American artist (born 1962)

Laura Myntti (born 1962) is an American artist known for her paintings, etchings, and in situ drawings; she also works with found objects, mosaics, and photo collage.

==Background==
Laura Myntti graduated from the University of Idaho with a Bachelor of Fine Arts degree in 1984

==Career==
Myntti has appeared in articles written in the Fairbanks Daily News Miner, Oak Park Journal, and Anchorage Daily News. The Oak Park Journal noted that "Ms. Myntti's work is inspired by the daily experiences of life, including interpersonal relationships, family and marriage.
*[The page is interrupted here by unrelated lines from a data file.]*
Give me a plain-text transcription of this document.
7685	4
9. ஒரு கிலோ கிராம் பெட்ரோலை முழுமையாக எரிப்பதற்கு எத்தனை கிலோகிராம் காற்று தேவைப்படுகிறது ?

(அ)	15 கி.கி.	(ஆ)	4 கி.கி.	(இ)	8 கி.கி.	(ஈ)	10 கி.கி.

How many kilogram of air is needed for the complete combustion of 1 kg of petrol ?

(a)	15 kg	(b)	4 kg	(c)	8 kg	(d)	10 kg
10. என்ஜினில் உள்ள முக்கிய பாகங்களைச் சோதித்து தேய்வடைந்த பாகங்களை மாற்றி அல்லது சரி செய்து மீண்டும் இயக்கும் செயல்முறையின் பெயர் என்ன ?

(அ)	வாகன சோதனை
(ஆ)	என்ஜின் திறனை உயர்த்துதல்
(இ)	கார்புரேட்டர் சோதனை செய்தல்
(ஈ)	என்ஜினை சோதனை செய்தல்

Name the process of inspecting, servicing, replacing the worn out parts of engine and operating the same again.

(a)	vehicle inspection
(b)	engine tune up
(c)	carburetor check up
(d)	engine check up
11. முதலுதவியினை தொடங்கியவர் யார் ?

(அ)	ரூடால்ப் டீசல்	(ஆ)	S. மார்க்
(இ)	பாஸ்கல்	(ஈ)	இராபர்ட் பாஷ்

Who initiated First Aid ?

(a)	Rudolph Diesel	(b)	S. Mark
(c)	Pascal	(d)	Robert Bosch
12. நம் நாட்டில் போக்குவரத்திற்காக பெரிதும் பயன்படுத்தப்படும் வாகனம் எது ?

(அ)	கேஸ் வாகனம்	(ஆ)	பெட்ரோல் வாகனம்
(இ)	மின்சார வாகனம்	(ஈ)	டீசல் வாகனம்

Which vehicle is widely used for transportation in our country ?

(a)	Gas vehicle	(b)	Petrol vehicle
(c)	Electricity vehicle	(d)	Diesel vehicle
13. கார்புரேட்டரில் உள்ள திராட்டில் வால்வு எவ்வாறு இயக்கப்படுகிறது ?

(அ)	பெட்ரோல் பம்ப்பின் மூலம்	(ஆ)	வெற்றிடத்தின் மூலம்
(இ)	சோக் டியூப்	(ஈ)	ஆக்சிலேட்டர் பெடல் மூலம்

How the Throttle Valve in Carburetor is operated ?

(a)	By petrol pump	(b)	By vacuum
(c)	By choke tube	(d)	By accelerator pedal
She often uses vivid, expressive colors in her paintings." The Spokesman-Review described the colors and simplified forms in her paintings as being "reminiscent of the early 20th-century Fauve movement". Jan Ingram in the Anchorage Daily News of January 30, 1994 wrote "These paintings are experimental and fun". Two years later in the same newspaper Lianne Williamson wrote about her exhibited works at the Nordic Heritage Museum. Eric Swenson in the Anchorage Daily News wrote that "humor is one of Myntti's many strengths.

===Catalogs===
- Douglas Davis, Laura Myntti Nordic Heritage Museum, Seattle, 1997.
- Ivan Esteban Casteneda. The Efficacy of Representation: The Work of Laura Myntti Prichard Art Gallery, 2002, University Of Idaho.